Unattended ground sensors, better known as UGS, have been around for years, but a next generation of UGS, which can detect anything from vibrations from a tank, a truck, even a person's foot falls, will be networked to send and receive information as easily as civilians send texts and pictures.

"This new generation of UGS offers a seamless, secure and mobile communication capability that we simply don't have today," said Paul Mehney of the U.S. Army.

Today and tomorrow's UGS come in two styles, tactical and urban and but both share several characteristics. They are small and portable and can detect several kinds of information, including acoustic, seismic, passive infrared, electro-optical imaging, infrared imaging and even nuclear, said David Scaringella, senior program manager at Textron Defense Systems, which manufactures UGS.
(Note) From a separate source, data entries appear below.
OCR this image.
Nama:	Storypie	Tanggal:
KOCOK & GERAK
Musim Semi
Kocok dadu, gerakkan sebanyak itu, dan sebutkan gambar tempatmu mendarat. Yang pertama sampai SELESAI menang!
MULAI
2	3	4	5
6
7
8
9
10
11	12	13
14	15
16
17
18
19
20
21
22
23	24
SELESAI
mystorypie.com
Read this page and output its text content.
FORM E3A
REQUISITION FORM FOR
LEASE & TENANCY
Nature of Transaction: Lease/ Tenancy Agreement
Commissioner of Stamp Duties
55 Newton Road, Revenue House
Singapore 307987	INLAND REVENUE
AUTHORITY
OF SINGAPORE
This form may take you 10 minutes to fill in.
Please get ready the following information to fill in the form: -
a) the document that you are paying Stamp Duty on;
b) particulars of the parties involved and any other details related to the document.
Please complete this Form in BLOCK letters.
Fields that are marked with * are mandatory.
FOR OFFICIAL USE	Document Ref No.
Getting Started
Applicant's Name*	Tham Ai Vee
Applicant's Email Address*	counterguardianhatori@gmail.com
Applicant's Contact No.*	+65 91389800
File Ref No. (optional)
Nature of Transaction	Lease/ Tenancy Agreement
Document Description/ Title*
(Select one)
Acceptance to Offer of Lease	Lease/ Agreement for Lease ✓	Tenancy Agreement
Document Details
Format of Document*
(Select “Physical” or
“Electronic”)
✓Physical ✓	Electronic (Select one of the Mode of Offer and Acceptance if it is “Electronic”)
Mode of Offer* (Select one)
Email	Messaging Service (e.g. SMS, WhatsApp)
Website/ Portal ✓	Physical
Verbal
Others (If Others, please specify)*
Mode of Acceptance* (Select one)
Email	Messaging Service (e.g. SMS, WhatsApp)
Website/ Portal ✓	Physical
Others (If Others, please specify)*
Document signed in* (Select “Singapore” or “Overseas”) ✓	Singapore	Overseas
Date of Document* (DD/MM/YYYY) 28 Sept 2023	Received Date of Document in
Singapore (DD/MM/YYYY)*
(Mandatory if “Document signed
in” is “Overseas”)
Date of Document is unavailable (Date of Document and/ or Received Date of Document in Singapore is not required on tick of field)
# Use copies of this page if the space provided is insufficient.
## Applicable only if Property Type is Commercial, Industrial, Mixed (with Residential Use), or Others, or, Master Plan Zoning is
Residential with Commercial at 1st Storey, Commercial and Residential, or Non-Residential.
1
UGS, which transmit information with seismic signals, have been used on the battlefield for years, said Mehney. What is new about this next generation of UGS is that they are networked.

Today's versions are associated with a particular group of soldiers. If those soldiers want to share information with another group of soldiers it is not particularly easy -- there are no cell towers set across Afghanistan to pass data back and forth. Instead, a soldier has to radio someone else and verbally describe, say, the picture the UGS took.

The new generation of UGS allows soldiers to pass the image or other information directly to commanders and other soldiers, like a civilian's cell phone.

"With a cell phone you can take pictures, take video, and send a text. If you've got an iPhone its even smarter," said Mehney. "The military doesn't' have that type of capability because it operates in a very complex environment that isn't networked like cell towers are."

Say two companies of soldiers, separated by one mountain range, are looking for one man. One UGS takes a picture and sends it to one group of soldiers on one side of the mountain. Those soldiers can now send that image across the range to alert the other company to what is happening.

That's exactly what happened in September, when the US Army field tested the new UGS at Fort Bliss, a mountainous army base straddling Texas and New Mexico with terrain reminiscent of Afghanistan. Two companies of soldiers, separated by about 18 miles of mountains, passed information back and forth.

About one more year of testing remains before the UGS could be sent to Afghanistan, said Mehney.